Becht Engineering, Nuclear Services Division, has completed a finite-element numerical study of two proposed Code Cases for ASME III Division 1 Subsection NH, Class 1 Components in Elevated Temperature Service. They are:
“Satisfaction of Strain limits for Class 1 Components at Elevated Temperature Service Using Elastic-Perfectly Plastic Analysis” and
“Calculation of Creep-Fatigue for Class 1 Components at Elevated Temperature Service Using Elastic-Perfectly Plastic Analysis.”
Proposed Code Cases
These two proposed ASME III Code Cases provide methods and criteria for the prediction of the accumulated strain and creep-fatigue life evaluations for a nuclear component operating in the creep range, using elastic-perfectly plastic (EPP) models. Creep regime as considered in Subsection NH corresponds to components at temperatures above 700oF or 800oF depending on material. EPP-Strain and EPP-Creep-Fatigue are the abbreviated terms used for these two Code Cases in the following discussion. Subsection NH currently provides elastic, simplified elastic-plastic and inelastic methods for the evaluation of strain limits and creep-fatigue. These two proposed Code Cases – not yet approved by Code – provide an alternative to the simplified elastic-plastic methods currently in Subsection NH. EPP-Strain provides an alternative to NH-3252 and Subsection NH, Appendix T, NH-T-1320, NH-T-1330 and NH-T-1713. EPP-Creep-Fatigue provides an alternative to NH-3252 and Appendix T, T-1420, T-1430 and T-1715.
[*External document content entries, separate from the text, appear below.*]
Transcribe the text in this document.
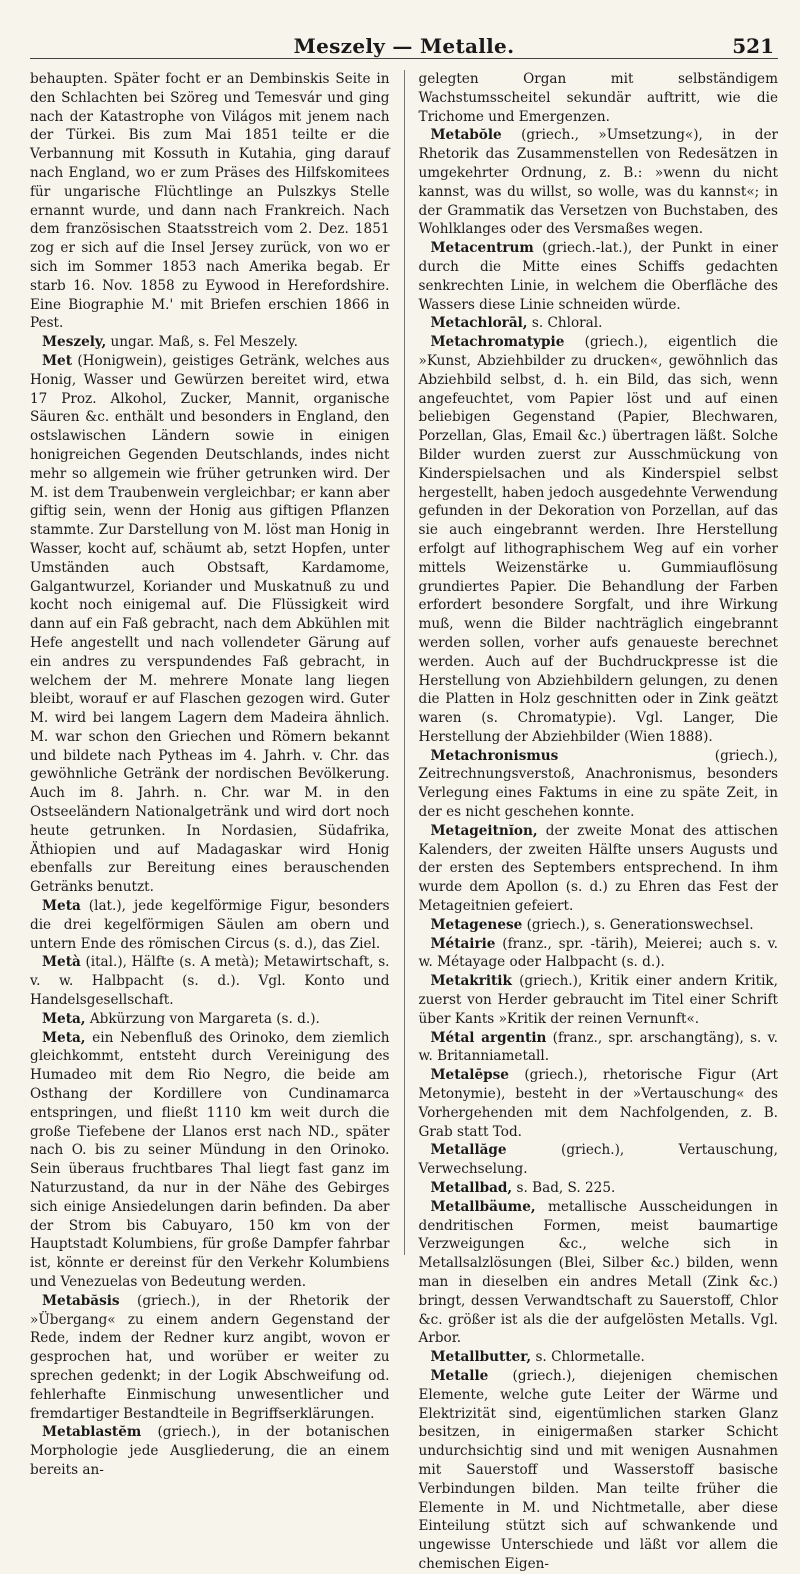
Meszely — Metalle.	521

behaupten. Später focht er an Dembinskis Seite in den Schlachten bei Szöreg und Temesvár und ging nach der Katastrophe von Világos mit jenem nach der Türkei. Bis zum Mai 1851 teilte er die Verbannung mit Kossuth in Kutahia, ging darauf nach England, wo er zum Präses des Hilfskomitees für ungarische Flüchtlinge an Pulszkys Stelle ernannt wurde, und dann nach Frankreich. Nach dem französischen Staatsstreich vom 2. Dez. 1851 zog er sich auf die Insel Jersey zurück, von wo er sich im Sommer 1853 nach Amerika begab. Er starb 16. Nov. 1858 zu Eywood in Herefordshire. Eine Biographie M.' mit Briefen erschien 1866 in Pest.

Meszely, ungar. Maß, s. Fel Meszely.

Met (Honigwein), geistiges Getränk, welches aus Honig, Wasser und Gewürzen bereitet wird, etwa 17 Proz. Alkohol, Zucker, Mannit, organische Säuren &c. enthält und besonders in England, den ostslawischen Ländern sowie in einigen honigreichen Gegenden Deutschlands, indes nicht mehr so allgemein wie früher getrunken wird. Der M. ist dem Traubenwein vergleichbar; er kann aber giftig sein, wenn der Honig aus giftigen Pflanzen stammte. Zur Darstellung von M. löst man Honig in Wasser, kocht auf, schäumt ab, setzt Hopfen, unter Umständen auch Obstsaft, Kardamome, Galgantwurzel, Koriander und Muskatnuß zu und kocht noch einigemal auf. Die Flüssigkeit wird dann auf ein Faß gebracht, nach dem Abkühlen mit Hefe angestellt und nach vollendeter Gärung auf ein andres zu verspundendes Faß gebracht, in welchem der M. mehrere Monate lang liegen bleibt, worauf er auf Flaschen gezogen wird. Guter M. wird bei langem Lagern dem Madeira ähnlich. M. war schon den Griechen und Römern bekannt und bildete nach Pytheas im 4. Jahrh. v. Chr. das gewöhnliche Getränk der nordischen Bevölkerung. Auch im 8. Jahrh. n. Chr. war M. in den Ostseeländern Nationalgetränk und wird dort noch heute getrunken. In Nordasien, Südafrika, Äthiopien und auf Madagaskar wird Honig ebenfalls zur Bereitung eines berauschenden Getränks benutzt.

Meta (lat.), jede kegelförmige Figur, besonders die drei kegelförmigen Säulen am obern und untern Ende des römischen Circus (s. d.), das Ziel.

Metà (ital.), Hälfte (s. A metà); Metawirtschaft, s. v. w. Halbpacht (s. d.). Vgl. Konto und Handelsgesellschaft.

Meta, Abkürzung von Margareta (s. d.).

Meta, ein Nebenfluß des Orinoko, dem ziemlich gleichkommt, entsteht durch Vereinigung des Humadeo mit dem Rio Negro, die beide am Osthang der Kordillere von Cundinamarca entspringen, und fließt 1110 km weit durch die große Tiefebene der Llanos erst nach ND., später nach O. bis zu seiner Mündung in den Orinoko. Sein überaus fruchtbares Thal liegt fast ganz im Naturzustand, da nur in der Nähe des Gebirges sich einige Ansiedelungen darin befinden. Da aber der Strom bis Cabuyaro, 150 km von der Hauptstadt Kolumbiens, für große Dampfer fahrbar ist, könnte er dereinst für den Verkehr Kolumbiens und Venezuelas von Bedeutung werden.

Metabăsis (griech.), in der Rhetorik der »Übergang« zu einem andern Gegenstand der Rede, indem der Redner kurz angibt, wovon er gesprochen hat, und worüber er weiter zu sprechen gedenkt; in der Logik Abschweifung od. fehlerhafte Einmischung unwesentlicher und fremdartiger Bestandteile in Begriffserklärungen.

Metablastĕm (griech.), in der botanischen Morphologie jede Ausgliederung, die an einem bereits an-

gelegten Organ mit selbständigem Wachstumsscheitel sekundär auftritt, wie die Trichome und Emergenzen.

Metabŏle (griech., »Umsetzung«), in der Rhetorik das Zusammenstellen von Redesätzen in umgekehrter Ordnung, z. B.: »wenn du nicht kannst, was du willst, so wolle, was du kannst«; in der Grammatik das Versetzen von Buchstaben, des Wohlklanges oder des Versmaßes wegen.

Metacentrum (griech.-lat.), der Punkt in einer durch die Mitte eines Schiffs gedachten senkrechten Linie, in welchem die Oberfläche des Wassers diese Linie schneiden würde.

Metachlorāl, s. Chloral.

Metachromatypie (griech.), eigentlich die »Kunst, Abziehbilder zu drucken«, gewöhnlich das Abziehbild selbst, d. h. ein Bild, das sich, wenn angefeuchtet, vom Papier löst und auf einen beliebigen Gegenstand (Papier, Blechwaren, Porzellan, Glas, Email &c.) übertragen läßt. Solche Bilder wurden zuerst zur Ausschmückung von Kinderspielsachen und als Kinderspiel selbst hergestellt, haben jedoch ausgedehnte Verwendung gefunden in der Dekoration von Porzellan, auf das sie auch eingebrannt werden. Ihre Herstellung erfolgt auf lithographischem Weg auf ein vorher mittels Weizenstärke u. Gummiauflösung grundiertes Papier. Die Behandlung der Farben erfordert besondere Sorgfalt, und ihre Wirkung muß, wenn die Bilder nachträglich eingebrannt werden sollen, vorher aufs genaueste berechnet werden. Auch auf der Buchdruckpresse ist die Herstellung von Abziehbildern gelungen, zu denen die Platten in Holz geschnitten oder in Zink geätzt waren (s. Chromatypie). Vgl. Langer, Die Herstellung der Abziehbilder (Wien 1888).

Metachronismus (griech.), Zeitrechnungsverstoß, Anachronismus, besonders Verlegung eines Faktums in eine zu späte Zeit, in der es nicht geschehen konnte.

Metageitnĭon, der zweite Monat des attischen Kalenders, der zweiten Hälfte unsers Augusts und der ersten des Septembers entsprechend. In ihm wurde dem Apollon (s. d.) zu Ehren das Fest der Metageitnien gefeiert.

Metagenese (griech.), s. Generationswechsel.

Métairie (franz., spr. -tärih), Meierei; auch s. v. w. Métayage oder Halbpacht (s. d.).

Metakritik (griech.), Kritik einer andern Kritik, zuerst von Herder gebraucht im Titel einer Schrift über Kants »Kritik der reinen Vernunft«.

Métal argentin (franz., spr. arschangtäng), s. v. w. Britanniametall.

Metalēpse (griech.), rhetorische Figur (Art Metonymie), besteht in der »Vertauschung« des Vorhergehenden mit dem Nachfolgenden, z. B. Grab statt Tod.

Metallăge (griech.), Vertauschung, Verwechselung.

Metallbad, s. Bad, S. 225.

Metallbäume, metallische Ausscheidungen in dendritischen Formen, meist baumartige Verzweigungen &c., welche sich in Metallsalzlösungen (Blei, Silber &c.) bilden, wenn man in dieselben ein andres Metall (Zink &c.) bringt, dessen Verwandtschaft zu Sauerstoff, Chlor &c. größer ist als die der aufgelösten Metalls. Vgl. Arbor.

Metallbutter, s. Chlormetalle.

Metalle (griech.), diejenigen chemischen Elemente, welche gute Leiter der Wärme und Elektrizität sind, eigentümlichen starken Glanz besitzen, in einigermaßen starker Schicht undurchsichtig sind und mit wenigen Ausnahmen mit Sauerstoff und Wasserstoff basische Verbindungen bilden. Man teilte früher die Elemente in M. und Nichtmetalle, aber diese Einteilung stützt sich auf schwankende und ungewisse Unterschiede und läßt vor allem die chemischen Eigen-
Strain and Creep Fatigue Criteria
The EPP analysis for elevated temperature involves the use of a pseudo yield stress (PYS). For the EPP-Strain Code Case the PYS is based on the isochronous stress strain data in Subsection NH. For the EPP-Creep-Fatigue Code Case the PYS is based on the minimum stress-to-rupture data in Subsection NH. The EPP analysis defined in the Code Cases is iterative, such that a target inelastic strain for the EPP-Strain Code Case or a trial time duration for the EPP-Creep-Fatigue Code Case is defined along with the total number of hours of operation above the elevated temperature. Iterations of EPP analyses are carried out on the modeled component until it no longer ratchets or shakes-down in accordance with the requirements of each of the Code Cases. The EPP-Strain Code Case requires demonstration of non-ratcheting, and the EPP Creep-Fatigue Code Case requires demonstration of shakedown.
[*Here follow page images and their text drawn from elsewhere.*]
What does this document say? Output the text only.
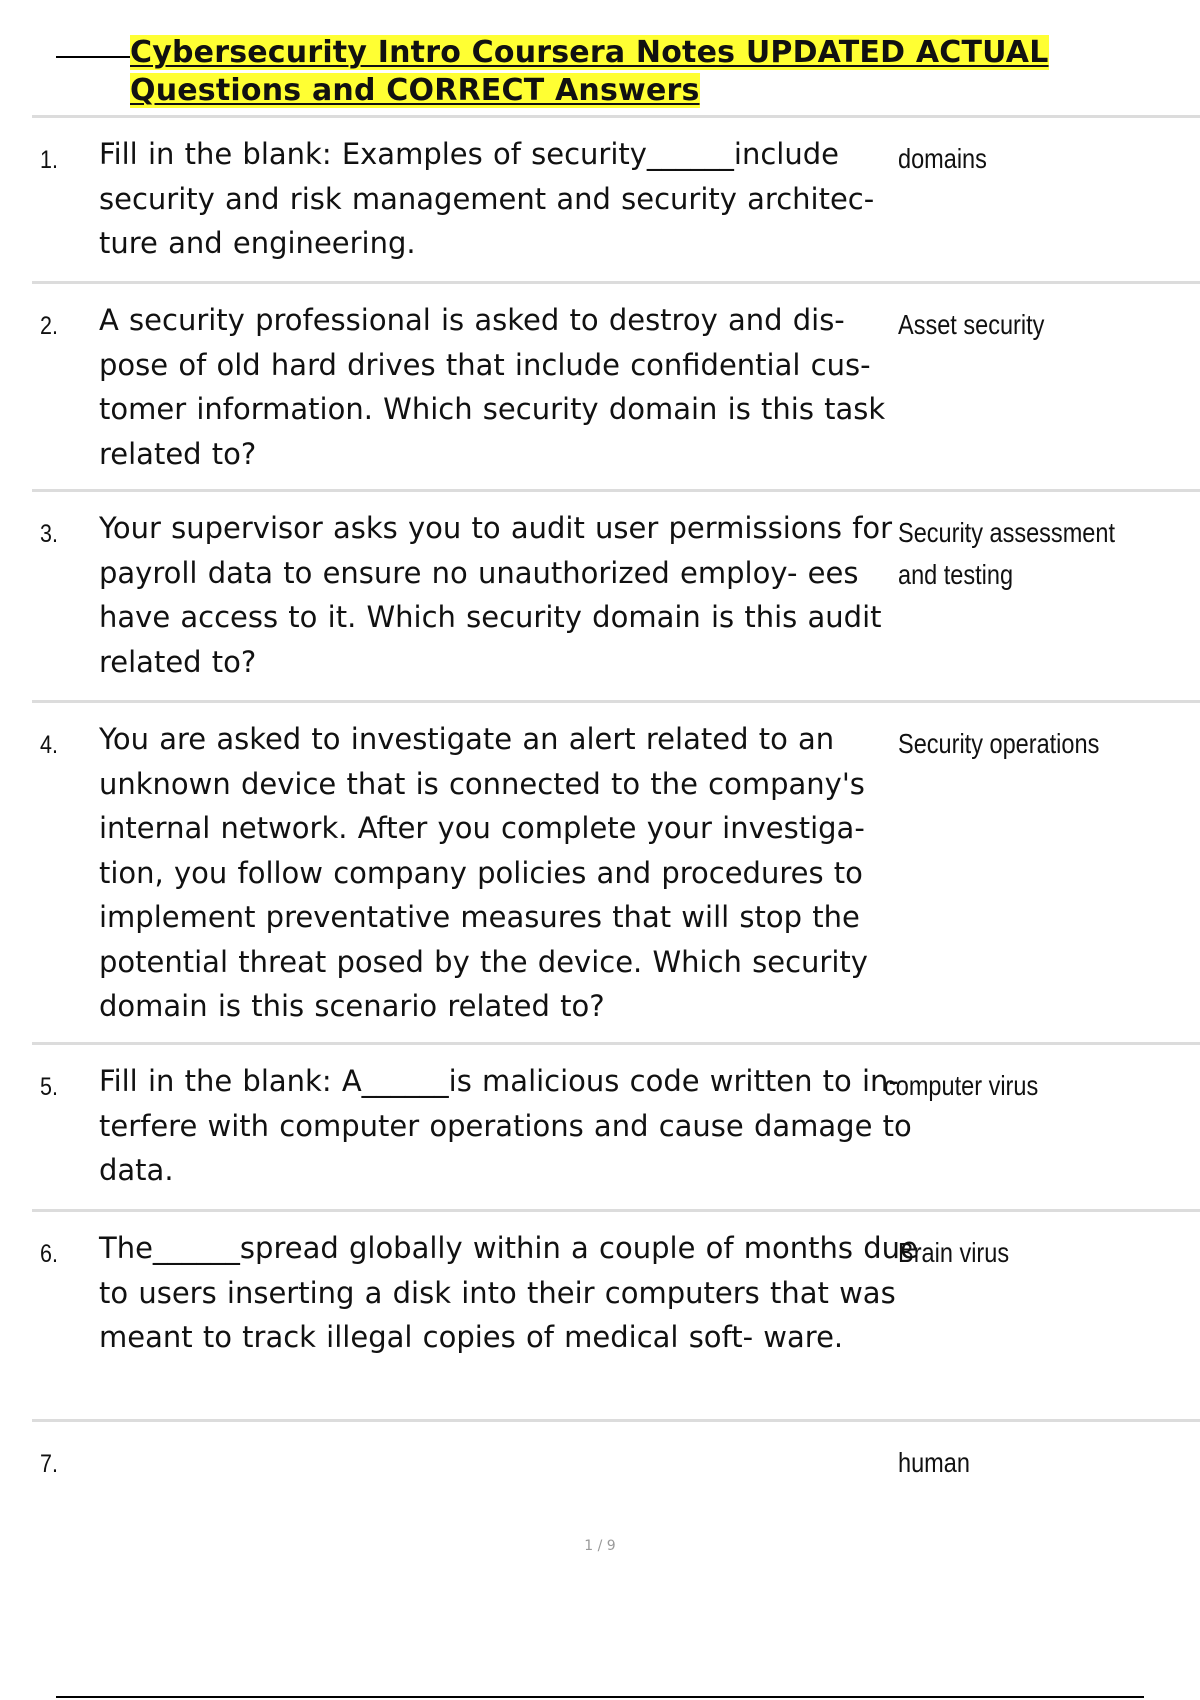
Cybersecurity Intro Coursera Notes UPDATED ACTUAL Questions and CORRECT Answers
1. Fill in the blank: Examples of security______include security and risk management and security architec- ture and engineering.
domains
2. A security professional is asked to destroy and dis- pose of old hard drives that include confidential cus- tomer information. Which security domain is this task related to?
Asset security
3. Your supervisor asks you to audit user permissions for payroll data to ensure no unauthorized employ- ees have access to it. Which security domain is this audit related to?
Security assessment and testing
4. You are asked to investigate an alert related to an unknown device that is connected to the company's internal network. After you complete your investiga- tion, you follow company policies and procedures to implement preventative measures that will stop the potential threat posed by the device. Which security domain is this scenario related to?
Security operations
5. Fill in the blank: A______is malicious code written to in- terfere with computer operations and cause damage to data.
computer virus
6. The______spread globally within a couple of months due to users inserting a disk into their computers that was meant to track illegal copies of medical soft- ware.
Brain virus
7.	human
1 / 9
The results from the EPP-Strain evaluation is a bounding accumulated strain for the modeled component. If the bounding strain meets the criteria of the EPP-Strain Code Case, then the component meets the strain limits requirement of Subsection NH. The results of the EPP-Creep-Fatigue evaluation is a bounding creep damage for the modeled component, which is then added to the bounding fatigue damage of the modeled component. The fatigue damage is computed on the resulting maximum equivalent strain range from the EPP-strain history resulting from the component that shakes down.
Features and Limitations
The principal features of the EPP method include:
- No reliance on stress classification or stress linearization.
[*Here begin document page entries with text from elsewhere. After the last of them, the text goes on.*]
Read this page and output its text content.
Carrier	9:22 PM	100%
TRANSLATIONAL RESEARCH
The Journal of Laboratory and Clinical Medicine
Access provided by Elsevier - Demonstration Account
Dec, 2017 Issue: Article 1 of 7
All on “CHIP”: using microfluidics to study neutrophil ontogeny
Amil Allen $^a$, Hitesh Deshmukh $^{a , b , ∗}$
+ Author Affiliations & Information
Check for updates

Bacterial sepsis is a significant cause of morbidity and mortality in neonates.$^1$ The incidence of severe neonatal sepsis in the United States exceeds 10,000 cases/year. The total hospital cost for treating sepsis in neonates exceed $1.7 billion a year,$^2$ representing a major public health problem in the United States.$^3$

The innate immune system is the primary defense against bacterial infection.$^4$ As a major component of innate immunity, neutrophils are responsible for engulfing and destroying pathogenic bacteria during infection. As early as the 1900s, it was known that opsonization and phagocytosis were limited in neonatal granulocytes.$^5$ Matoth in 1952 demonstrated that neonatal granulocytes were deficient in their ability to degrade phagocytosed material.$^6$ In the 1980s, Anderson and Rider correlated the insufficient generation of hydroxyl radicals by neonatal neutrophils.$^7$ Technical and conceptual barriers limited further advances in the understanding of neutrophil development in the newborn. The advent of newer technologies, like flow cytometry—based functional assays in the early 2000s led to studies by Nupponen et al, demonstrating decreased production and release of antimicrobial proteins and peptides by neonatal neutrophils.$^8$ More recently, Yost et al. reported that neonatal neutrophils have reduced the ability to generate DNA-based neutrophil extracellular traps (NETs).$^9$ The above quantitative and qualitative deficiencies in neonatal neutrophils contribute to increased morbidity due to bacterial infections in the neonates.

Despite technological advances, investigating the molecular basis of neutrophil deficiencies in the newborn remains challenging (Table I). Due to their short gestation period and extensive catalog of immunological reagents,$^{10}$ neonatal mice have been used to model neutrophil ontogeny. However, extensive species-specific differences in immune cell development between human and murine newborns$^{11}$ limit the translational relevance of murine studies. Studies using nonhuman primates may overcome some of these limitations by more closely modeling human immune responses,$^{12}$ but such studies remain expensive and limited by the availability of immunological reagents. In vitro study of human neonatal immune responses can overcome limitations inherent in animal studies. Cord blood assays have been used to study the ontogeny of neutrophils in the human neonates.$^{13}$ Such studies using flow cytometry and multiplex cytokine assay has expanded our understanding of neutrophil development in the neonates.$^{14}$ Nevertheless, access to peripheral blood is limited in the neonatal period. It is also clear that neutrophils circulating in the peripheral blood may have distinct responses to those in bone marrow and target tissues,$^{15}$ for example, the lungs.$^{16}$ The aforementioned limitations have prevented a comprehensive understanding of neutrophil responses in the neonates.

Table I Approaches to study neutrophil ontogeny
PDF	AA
- Bounding evaluation provides early design assessment of accumulated strain and creep-fatigue.
- Numerically simpler than complete inelastic analysis.
- Weld regions can be included as a separate material region with its PYS properties.
- Multiple material regions can be included, also with their PYS properties.
Notable Limitations of the method include:
- Does not provide a location-by-location assessment of creep-fatigue damage, i.e. it is the bounding creep-fatigue damage at the worst location within the modeled component.
- Time partitioning is not included in the currently proposed code case for the target inelastic strain because the target strain uses a single elevated temperature time parameter.
The numerical study is performed on a nozzle-to-sphere intersection, with time-varying internal pressure, time-varying nozzle end pipe loads, and time-varying thermal boundary conditions. A 316 Stainless forging material is used throughout the model, including in the weld region. However, different PYSs are used for the base metal and the weld metal.
EPP-Strain Evaluation Results
After three cycles, the change in plastic inelastic strain is zero. This indicates that non-ratcheting is achieved in accordance with the Code Case criteria. Figure 1 and Figure 2 show the resulting total inelastic strain for both the base metal and the weldment, which is achieved after the third pseudo yield stress (PYS) cycle. For this case, the base metal has a target inelastic strain of 1.00% and the base metal has a target inelastic strain of 0.50%.
EPP-Creep-Fatigue Evaluation Results
After three cycles, the change in plastic inelastic strain is zero. This indicates that the component meets the shakedown requirements of the EPP-Creep-Fatigue Code Case. Figure 3 and Figure 4 show the resulting maximum equivalent strain range corresponding to the achieved target creep strain for both the base metal and the weldment. The strain range time history is accordingly used to compute cumulative fatigue damage in accordance with Subsection NH-T-1413. The creep-fatigue damage is calculated in accordance with NH-T-1411.